Because I can ship 2x to 5x more code with nearly the same quality.
My employer isn't paying me to be a craftsman. They're paying me to ship things that make them money.
Either way, LLMs are actually high up the quality spectrum as they generate a very consistent style of code for everyone. Which gives it uniformity, that is good when other developers have to read and troubleshoot code.
This definition limits the number of problems you can solve this way. It basically means buildup of the technical debt - good enough for throwaway code, unacceptable for long term strategy (growth killer for scale-ups).
>Either way, LLMs are actually high up the quality spectrum
This is not what I saw, it’s certainly not great. But that may depend on stack.

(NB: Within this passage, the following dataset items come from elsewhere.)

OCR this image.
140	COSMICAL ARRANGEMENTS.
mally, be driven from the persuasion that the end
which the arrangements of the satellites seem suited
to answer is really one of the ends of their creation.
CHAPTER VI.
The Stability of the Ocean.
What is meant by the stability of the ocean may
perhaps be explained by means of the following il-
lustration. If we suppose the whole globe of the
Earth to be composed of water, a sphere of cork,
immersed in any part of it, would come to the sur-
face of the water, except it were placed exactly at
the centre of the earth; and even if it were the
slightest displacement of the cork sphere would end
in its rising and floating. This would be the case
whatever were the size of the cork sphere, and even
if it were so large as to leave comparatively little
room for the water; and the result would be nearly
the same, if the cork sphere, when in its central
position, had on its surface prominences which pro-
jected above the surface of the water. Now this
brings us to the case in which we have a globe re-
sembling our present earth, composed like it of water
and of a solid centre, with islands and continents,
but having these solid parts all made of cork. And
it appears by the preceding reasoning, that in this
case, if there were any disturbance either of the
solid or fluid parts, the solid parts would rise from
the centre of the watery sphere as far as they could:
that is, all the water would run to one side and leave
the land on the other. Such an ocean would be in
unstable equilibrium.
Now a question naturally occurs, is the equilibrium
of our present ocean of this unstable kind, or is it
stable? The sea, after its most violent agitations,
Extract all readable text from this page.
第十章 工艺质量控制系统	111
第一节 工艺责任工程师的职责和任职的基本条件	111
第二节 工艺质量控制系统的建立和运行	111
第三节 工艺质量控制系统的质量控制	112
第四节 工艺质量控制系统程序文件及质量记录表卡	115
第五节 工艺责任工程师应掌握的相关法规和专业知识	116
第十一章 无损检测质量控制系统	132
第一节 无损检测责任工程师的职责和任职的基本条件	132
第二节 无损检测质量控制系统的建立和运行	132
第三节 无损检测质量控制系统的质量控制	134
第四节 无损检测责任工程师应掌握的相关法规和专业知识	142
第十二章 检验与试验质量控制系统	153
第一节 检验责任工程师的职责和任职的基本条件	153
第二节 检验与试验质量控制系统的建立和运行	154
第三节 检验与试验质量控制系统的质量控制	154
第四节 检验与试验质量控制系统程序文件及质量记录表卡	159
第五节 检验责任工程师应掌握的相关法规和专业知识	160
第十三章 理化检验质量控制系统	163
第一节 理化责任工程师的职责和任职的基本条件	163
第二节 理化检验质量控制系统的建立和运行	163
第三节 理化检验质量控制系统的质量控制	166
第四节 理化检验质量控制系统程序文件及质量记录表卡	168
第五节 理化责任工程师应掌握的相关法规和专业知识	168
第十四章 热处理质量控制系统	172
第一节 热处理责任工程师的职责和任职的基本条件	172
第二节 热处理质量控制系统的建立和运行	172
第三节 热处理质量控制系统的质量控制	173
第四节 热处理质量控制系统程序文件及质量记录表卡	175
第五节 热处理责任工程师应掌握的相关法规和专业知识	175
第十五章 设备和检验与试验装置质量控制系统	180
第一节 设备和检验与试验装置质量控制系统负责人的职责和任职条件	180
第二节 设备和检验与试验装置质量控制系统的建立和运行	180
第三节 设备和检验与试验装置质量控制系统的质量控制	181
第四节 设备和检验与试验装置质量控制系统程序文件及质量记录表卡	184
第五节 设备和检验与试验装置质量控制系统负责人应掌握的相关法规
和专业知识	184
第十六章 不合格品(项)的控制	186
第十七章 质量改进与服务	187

By the time the AI is actually writing code, I've already had it do a robust architecture evaluation and review which it documents in a development plan. I review that development plan just like I'd review another engineers dev plan. It's pretty hard for it to write objectively bad code after that step.
Also, my day to day work is in an existing code base. Nearly every feature I build has existing patterns or reference code. LLMs do extremely well when you tell them "Build X feature. [some class] provides a similar implementation. Review that before starting." If I think something needs to be DRY'd up or refactored, I ask it to do that.
I've found LLMs tend to struggle getting a codebase from 0 to 1. They tend to swap between major approaches somewhat arbitrarily.
In an existing code base, it's very easy to ground them in examples and pattern matching.